À la Bastille, même Du Junca, deuxième personnage de la forteresse, ignore son identité. Dans son journal, il précise simplement que c'est un “ancien prisonnier” que le gouverneur gardait déjà à Pignerol, “lequel il fait tenir toujours masqué, dont le nom ne se dit pas”. Cinq ans plus tard, le 19 novembre 1703, il consigne sa mort. Comme tous les pensionnaires de la célèbre forteresse, l'homme est enterré au cimetière Saint-Paul. Sur le registre paroissial, on l'inscrit sous le nom de “Marchioly”, sans prénom, “âgé de quarante-cinq ans ou environ”. C'est l'habitude alors d'inhumer les prisonniers d'État sous de faux noms.

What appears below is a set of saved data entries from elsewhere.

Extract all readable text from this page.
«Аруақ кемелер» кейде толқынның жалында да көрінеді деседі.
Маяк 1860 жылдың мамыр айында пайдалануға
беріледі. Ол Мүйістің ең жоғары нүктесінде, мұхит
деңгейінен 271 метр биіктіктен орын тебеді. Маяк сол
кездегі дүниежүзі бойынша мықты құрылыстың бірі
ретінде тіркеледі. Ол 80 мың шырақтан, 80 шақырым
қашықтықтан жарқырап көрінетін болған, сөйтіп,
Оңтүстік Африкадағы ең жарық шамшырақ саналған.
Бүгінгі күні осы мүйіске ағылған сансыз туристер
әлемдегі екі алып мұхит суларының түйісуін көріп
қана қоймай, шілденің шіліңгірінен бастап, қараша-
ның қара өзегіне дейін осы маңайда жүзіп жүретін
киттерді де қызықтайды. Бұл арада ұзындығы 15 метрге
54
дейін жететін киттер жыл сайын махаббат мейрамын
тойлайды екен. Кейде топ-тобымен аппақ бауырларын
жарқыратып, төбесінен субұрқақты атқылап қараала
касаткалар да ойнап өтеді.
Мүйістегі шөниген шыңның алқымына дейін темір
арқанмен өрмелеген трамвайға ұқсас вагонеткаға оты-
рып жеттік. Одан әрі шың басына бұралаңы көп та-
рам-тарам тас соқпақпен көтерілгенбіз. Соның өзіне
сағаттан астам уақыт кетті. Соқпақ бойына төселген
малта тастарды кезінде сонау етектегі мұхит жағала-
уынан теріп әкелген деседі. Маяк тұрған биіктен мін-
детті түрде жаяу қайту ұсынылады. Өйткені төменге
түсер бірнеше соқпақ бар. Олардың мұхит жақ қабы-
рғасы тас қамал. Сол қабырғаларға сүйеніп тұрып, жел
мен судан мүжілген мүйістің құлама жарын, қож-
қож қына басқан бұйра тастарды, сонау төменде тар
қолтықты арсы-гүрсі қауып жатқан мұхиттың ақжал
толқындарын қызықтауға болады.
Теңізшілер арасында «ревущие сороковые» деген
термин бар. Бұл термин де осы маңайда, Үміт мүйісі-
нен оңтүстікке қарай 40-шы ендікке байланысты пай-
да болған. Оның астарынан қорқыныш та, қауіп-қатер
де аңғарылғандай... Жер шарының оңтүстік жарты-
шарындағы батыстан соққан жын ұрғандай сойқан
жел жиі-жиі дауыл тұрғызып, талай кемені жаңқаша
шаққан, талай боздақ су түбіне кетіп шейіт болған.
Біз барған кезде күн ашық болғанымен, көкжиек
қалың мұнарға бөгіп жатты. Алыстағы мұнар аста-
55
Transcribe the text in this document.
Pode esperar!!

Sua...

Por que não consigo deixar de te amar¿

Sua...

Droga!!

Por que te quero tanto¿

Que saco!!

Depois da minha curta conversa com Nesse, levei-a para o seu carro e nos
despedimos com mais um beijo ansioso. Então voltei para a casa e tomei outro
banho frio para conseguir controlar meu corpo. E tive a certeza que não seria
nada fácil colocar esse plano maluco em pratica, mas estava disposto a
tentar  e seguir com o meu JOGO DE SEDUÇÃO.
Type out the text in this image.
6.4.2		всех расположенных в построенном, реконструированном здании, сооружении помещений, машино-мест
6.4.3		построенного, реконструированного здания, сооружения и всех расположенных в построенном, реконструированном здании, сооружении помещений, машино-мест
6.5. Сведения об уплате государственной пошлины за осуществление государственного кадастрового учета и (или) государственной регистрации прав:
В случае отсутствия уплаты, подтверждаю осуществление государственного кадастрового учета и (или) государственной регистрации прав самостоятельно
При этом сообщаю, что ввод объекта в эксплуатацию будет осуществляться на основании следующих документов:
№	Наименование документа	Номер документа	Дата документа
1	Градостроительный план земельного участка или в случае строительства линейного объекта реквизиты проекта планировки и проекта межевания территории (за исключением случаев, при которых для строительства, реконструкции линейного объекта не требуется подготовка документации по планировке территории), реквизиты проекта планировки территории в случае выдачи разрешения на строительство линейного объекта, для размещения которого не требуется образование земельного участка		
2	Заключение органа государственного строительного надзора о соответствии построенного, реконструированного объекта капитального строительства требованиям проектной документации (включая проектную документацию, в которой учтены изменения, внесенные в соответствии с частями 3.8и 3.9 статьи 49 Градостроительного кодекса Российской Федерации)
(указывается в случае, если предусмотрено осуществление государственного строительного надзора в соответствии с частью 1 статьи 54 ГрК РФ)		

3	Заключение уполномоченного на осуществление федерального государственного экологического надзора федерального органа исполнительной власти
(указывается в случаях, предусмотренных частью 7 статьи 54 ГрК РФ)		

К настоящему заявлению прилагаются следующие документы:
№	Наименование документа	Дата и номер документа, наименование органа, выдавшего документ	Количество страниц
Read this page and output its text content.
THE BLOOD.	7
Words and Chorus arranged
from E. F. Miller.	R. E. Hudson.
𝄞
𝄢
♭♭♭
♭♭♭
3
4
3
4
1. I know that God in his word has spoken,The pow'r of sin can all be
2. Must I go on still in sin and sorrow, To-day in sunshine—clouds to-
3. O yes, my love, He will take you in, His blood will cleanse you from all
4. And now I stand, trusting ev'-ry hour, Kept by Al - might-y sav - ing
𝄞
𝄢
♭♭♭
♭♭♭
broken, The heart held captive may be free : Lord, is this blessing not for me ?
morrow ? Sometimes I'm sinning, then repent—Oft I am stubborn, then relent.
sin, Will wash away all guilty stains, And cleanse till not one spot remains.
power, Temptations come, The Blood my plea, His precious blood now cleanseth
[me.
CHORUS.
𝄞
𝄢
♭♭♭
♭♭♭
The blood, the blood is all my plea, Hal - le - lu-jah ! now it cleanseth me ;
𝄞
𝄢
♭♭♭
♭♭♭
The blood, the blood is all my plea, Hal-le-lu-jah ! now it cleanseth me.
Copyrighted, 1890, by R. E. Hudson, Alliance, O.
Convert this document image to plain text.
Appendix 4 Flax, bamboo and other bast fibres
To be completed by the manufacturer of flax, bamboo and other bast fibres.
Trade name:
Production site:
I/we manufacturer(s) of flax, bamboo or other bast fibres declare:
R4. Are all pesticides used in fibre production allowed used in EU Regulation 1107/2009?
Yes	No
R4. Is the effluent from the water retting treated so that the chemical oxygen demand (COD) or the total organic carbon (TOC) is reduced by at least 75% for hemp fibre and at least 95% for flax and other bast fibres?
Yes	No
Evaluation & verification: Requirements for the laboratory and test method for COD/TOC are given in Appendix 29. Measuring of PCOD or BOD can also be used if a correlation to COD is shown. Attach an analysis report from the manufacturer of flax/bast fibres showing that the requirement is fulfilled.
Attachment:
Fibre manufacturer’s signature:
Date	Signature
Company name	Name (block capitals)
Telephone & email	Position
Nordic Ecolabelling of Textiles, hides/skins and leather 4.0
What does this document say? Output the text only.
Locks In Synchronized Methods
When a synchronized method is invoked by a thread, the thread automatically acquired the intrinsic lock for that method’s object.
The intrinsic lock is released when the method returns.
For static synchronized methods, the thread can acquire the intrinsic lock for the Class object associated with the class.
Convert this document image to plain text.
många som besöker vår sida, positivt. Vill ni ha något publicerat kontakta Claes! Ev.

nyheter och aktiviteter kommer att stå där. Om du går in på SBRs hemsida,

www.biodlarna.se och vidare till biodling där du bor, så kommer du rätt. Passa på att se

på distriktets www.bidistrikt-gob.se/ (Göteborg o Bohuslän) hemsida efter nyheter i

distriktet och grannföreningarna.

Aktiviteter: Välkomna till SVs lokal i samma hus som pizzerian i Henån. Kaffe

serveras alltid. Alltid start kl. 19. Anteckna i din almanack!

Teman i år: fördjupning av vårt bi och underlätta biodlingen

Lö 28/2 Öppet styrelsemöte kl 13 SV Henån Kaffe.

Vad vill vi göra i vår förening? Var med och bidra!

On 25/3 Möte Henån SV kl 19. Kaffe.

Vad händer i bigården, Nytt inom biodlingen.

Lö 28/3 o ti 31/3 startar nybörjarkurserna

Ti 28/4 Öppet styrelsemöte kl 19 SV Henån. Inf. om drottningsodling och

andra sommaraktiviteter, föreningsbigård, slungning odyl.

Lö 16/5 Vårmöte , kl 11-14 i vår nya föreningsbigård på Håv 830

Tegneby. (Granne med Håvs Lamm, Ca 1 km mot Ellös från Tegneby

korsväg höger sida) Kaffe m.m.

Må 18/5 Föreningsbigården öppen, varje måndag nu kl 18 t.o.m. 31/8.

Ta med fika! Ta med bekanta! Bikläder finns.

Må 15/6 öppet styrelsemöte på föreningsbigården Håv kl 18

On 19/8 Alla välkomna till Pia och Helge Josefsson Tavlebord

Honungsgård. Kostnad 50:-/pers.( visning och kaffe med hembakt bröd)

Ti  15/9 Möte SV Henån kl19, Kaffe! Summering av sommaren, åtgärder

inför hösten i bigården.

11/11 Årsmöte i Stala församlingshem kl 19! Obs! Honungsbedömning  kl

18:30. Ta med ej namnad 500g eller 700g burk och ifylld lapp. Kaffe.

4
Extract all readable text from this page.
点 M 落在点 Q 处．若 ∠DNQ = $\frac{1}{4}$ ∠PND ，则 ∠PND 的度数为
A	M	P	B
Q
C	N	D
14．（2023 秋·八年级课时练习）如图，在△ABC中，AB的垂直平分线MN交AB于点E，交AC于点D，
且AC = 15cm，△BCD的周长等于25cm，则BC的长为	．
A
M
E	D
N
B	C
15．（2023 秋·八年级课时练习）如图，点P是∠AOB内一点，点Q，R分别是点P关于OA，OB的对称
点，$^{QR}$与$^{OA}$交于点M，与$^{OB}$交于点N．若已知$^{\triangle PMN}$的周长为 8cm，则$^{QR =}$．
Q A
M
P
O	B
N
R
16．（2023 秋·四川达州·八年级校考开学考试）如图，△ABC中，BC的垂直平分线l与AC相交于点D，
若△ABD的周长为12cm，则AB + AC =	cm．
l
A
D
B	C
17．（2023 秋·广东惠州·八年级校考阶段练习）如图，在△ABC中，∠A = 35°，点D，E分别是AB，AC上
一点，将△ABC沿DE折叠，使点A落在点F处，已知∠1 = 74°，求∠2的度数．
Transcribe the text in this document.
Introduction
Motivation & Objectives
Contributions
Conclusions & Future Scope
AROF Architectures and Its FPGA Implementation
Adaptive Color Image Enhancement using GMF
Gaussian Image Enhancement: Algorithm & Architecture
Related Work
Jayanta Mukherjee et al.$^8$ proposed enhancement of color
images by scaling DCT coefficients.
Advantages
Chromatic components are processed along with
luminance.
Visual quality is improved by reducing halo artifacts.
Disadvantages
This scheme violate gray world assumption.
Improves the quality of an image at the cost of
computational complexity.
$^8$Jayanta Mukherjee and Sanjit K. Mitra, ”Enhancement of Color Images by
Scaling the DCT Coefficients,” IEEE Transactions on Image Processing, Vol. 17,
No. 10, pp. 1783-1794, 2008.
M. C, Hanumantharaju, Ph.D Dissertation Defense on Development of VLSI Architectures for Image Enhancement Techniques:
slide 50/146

Le frère jumeau du roi Louis XIV ?

L'affaire est lancée dans le public par Voltaire dans son très sérieux Siècle de Louis XIV, publié en 1751. L'effet est immédiat et les salons ne cessent de bruire de cette étrange histoire. Le siècle des Lumières en fait le symbole de l'arbitraire et du despotisme royaux. L'écrivain y revient à plusieurs reprises dans ses écrits, mais ce n'est qu'en 1771, dans les Questions sur l'Encyclopédie, qu'il se résout, par l'intermédiaire d'une note de l'éditeur, à révéler ce qu'il a “appris” : l'homme au Masque de fer, de grande taille comme Louis XIV, qui avait la peau un peu brune comme lui, doué d'une voix harmonieuse comme lui, aimant le linge fin comme Anne d'Autriche, serait un fils adultérin de la reine, né avant Louis XIV ! Sous la Révolution, la thèse du frère aîné se transforme en celle d'un jumeau. L'enfant serait né clandestinement à Saint-Germain quelques instants après son frère, alors que la cour, tout à sa joie, congratulait Louis XIII de la venue d'un dauphin si longtemps attendu.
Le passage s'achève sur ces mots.